Eher als Produktanbieter agiert dagegen Ping Identity, einer der führenden Federation-Anbieter. Mit Ping FederateExpress wird eine Lösung angeboten, mit der Service Provider einfach ein Single-Sign-On zu anderen SaaS-Angeboten aufsetzen und damit beispielsweise die Portale für ihre Kunden ausstatten können.

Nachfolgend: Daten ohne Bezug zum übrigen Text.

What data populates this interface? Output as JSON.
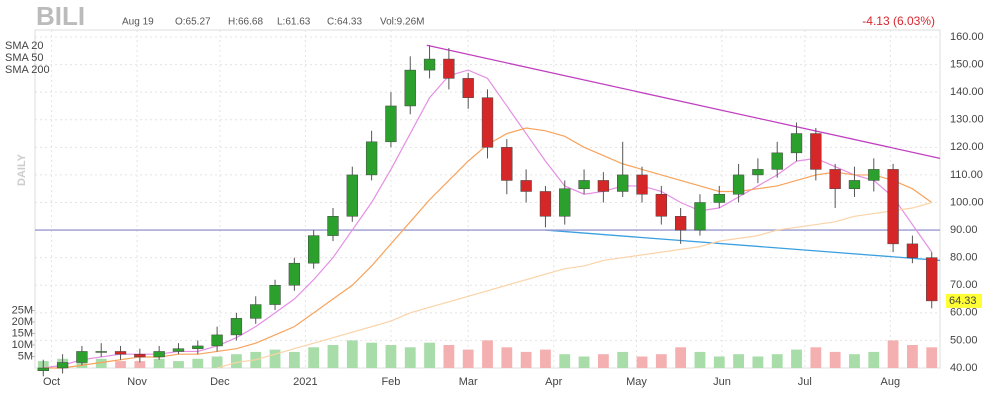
{
  "header": {
    "symbol": "BILI",
    "date": "Aug 19",
    "open": "O:65.27",
    "high": "H:66.68",
    "low": "L:61.63",
    "close": "C:64.33",
    "volume": "Vol:9.26M",
    "change": "-4.13 (6.03%)",
    "period": "DAILY"
  },
  "chart_data": {
    "type": "candlestick",
    "x": [
      3,
      10,
      17,
      24,
      31,
      38,
      45,
      52,
      59,
      66,
      73,
      80,
      87,
      94,
      101,
      108,
      115,
      122,
      129,
      136,
      143,
      150,
      157,
      164,
      171,
      178,
      185,
      192,
      199,
      206,
      213,
      220,
      227,
      234,
      241,
      248,
      255,
      262,
      269,
      276,
      283,
      290,
      297,
      304,
      311,
      318,
      325
    ],
    "open": [
      39,
      40,
      42,
      46,
      46,
      45,
      44,
      46,
      47,
      48,
      52,
      58,
      63,
      70,
      78,
      88,
      95,
      110,
      122,
      135,
      148,
      152,
      145,
      138,
      120,
      108,
      104,
      95,
      105,
      108,
      104,
      110,
      103,
      95,
      90,
      100,
      103,
      110,
      112,
      118,
      125,
      112,
      105,
      108,
      112,
      85,
      80
    ],
    "high": [
      43,
      45,
      48,
      49,
      48,
      47,
      48,
      49,
      50,
      55,
      60,
      66,
      72,
      80,
      90,
      98,
      113,
      126,
      140,
      153,
      157,
      156,
      147,
      141,
      123,
      112,
      106,
      108,
      112,
      111,
      122,
      113,
      106,
      98,
      103,
      106,
      114,
      116,
      122,
      129,
      127,
      114,
      113,
      116,
      114,
      88,
      82
    ],
    "low": [
      37,
      38,
      41,
      44,
      43,
      42,
      43,
      45,
      45,
      46,
      50,
      56,
      61,
      68,
      76,
      86,
      93,
      108,
      120,
      132,
      145,
      141,
      134,
      116,
      103,
      100,
      91,
      92,
      103,
      100,
      102,
      100,
      92,
      85,
      88,
      98,
      100,
      107,
      109,
      115,
      108,
      98,
      102,
      104,
      82,
      78,
      61.63
    ],
    "close": [
      40,
      42,
      46,
      46,
      45,
      44,
      46,
      47,
      48,
      52,
      58,
      63,
      70,
      78,
      88,
      95,
      110,
      122,
      135,
      148,
      152,
      145,
      138,
      120,
      108,
      104,
      95,
      105,
      108,
      104,
      110,
      103,
      95,
      90,
      100,
      103,
      110,
      112,
      118,
      125,
      112,
      105,
      108,
      112,
      85,
      80,
      64.33
    ],
    "volume": [
      3,
      4,
      5,
      4,
      3,
      3,
      4,
      3,
      4,
      5,
      6,
      7,
      8,
      7,
      9,
      10,
      12,
      11,
      10,
      9,
      11,
      10,
      8,
      12,
      9,
      7,
      8,
      6,
      5,
      6,
      7,
      5,
      6,
      9,
      7,
      5,
      6,
      5,
      6,
      8,
      9,
      7,
      6,
      7,
      12,
      10,
      9
    ],
    "up_color": "#2ca02c",
    "down_color": "#d62728",
    "up_volume_color": "#a8dca8",
    "down_volume_color": "#f4b0b0",
    "sma": [
      {
        "name": "SMA 20",
        "color": "#e58ee5",
        "values": [
          40,
          41,
          43,
          44,
          45,
          45,
          45,
          46,
          46,
          48,
          51,
          55,
          60,
          65,
          72,
          80,
          90,
          100,
          112,
          125,
          138,
          146,
          148,
          145,
          135,
          125,
          115,
          106,
          103,
          104,
          106,
          106,
          104,
          100,
          97,
          98,
          102,
          106,
          110,
          115,
          116,
          113,
          110,
          108,
          102,
          92,
          82
        ]
      },
      {
        "name": "SMA 50",
        "color": "#f7a35c",
        "values": [
          40,
          40,
          41,
          42,
          43,
          44,
          44,
          45,
          45,
          46,
          47,
          49,
          52,
          55,
          60,
          65,
          70,
          77,
          85,
          93,
          101,
          108,
          115,
          121,
          125,
          127,
          126,
          124,
          120,
          117,
          114,
          112,
          110,
          108,
          106,
          104,
          104,
          105,
          106,
          108,
          110,
          111,
          110,
          110,
          108,
          105,
          100
        ]
      },
      {
        "name": "SMA 200",
        "color": "#fbd3a8",
        "values": [
          null,
          null,
          null,
          null,
          null,
          null,
          null,
          null,
          null,
          40,
          42,
          43,
          45,
          47,
          49,
          51,
          53,
          55,
          57,
          60,
          62,
          64,
          66,
          68,
          70,
          72,
          74,
          76,
          77,
          79,
          80,
          81,
          82,
          83,
          84,
          86,
          87,
          88,
          90,
          91,
          92,
          93,
          95,
          96,
          97,
          98,
          100
        ]
      }
    ],
    "trendlines": [
      {
        "color": "#c040c0",
        "x": [
          142,
          328
        ],
        "y": [
          157,
          116
        ]
      },
      {
        "color": "#3aa0e0",
        "x": [
          185,
          328
        ],
        "y": [
          90,
          79
        ]
      },
      {
        "color": "#9a9ad0",
        "x": [
          0,
          328
        ],
        "y": [
          90,
          90
        ]
      }
    ],
    "xlim": [
      0,
      328
    ],
    "xticks": [
      {
        "value": 6,
        "label": "Oct"
      },
      {
        "value": 37,
        "label": "Nov"
      },
      {
        "value": 67,
        "label": "Dec"
      },
      {
        "value": 98,
        "label": "2021"
      },
      {
        "value": 129,
        "label": "Feb"
      },
      {
        "value": 157,
        "label": "Mar"
      },
      {
        "value": 188,
        "label": "Apr"
      },
      {
        "value": 218,
        "label": "May"
      },
      {
        "value": 249,
        "label": "Jun"
      },
      {
        "value": 279,
        "label": "Jul"
      },
      {
        "value": 310,
        "label": "Aug"
      }
    ],
    "ylim": [
      40,
      160
    ],
    "yticks": [
      {
        "value": 40,
        "label": "40.00"
      },
      {
        "value": 50,
        "label": "50.00"
      },
      {
        "value": 60,
        "label": "60.00"
      },
      {
        "value": 70,
        "label": "70.00"
      },
      {
        "value": 80,
        "label": "80.00"
      },
      {
        "value": 90,
        "label": "90.00"
      },
      {
        "value": 100,
        "label": "100.00"
      },
      {
        "value": 110,
        "label": "110.00"
      },
      {
        "value": 120,
        "label": "120.00"
      },
      {
        "value": 130,
        "label": "130.00"
      },
      {
        "value": 140,
        "label": "140.00"
      },
      {
        "value": 150,
        "label": "150.00"
      },
      {
        "value": 160,
        "label": "160.00"
      }
    ],
    "y2lim": [
      0,
      30
    ],
    "y2ticks": [
      {
        "value": 5,
        "label": "5M"
      },
      {
        "value": 10,
        "label": "10M"
      },
      {
        "value": 15,
        "label": "15M"
      },
      {
        "value": 20,
        "label": "20M"
      },
      {
        "value": 25,
        "label": "25M"
      }
    ],
    "grid": true
  }
}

Von den getesteten Lösungen gefällt MyOneLogin mit seiner gelungenen Benutzeroberfläche am besten. Der Testsieger wird – was in einem Vergleich von drei nicht direkt kompetitiven Produkten immer schwierig ist – aber die Fischer International Identity as a Service Solution, weil sie den grössten praktischen Nutzwert bietet. Provisioning als externen Service zu nutzen, ist im Vergleich zu den oftmals komplexen Projekten mit den gängigen «On-Premise»-Lösungen eine interessante Option, auch wenn es noch manche offene Frage gibt. Aber gerade dort, wo die Anforderungen nicht zu komplex sind, wird sicher der Blick manches Kunden zukünftig sicher mehr auf solche externen Lösungen richten.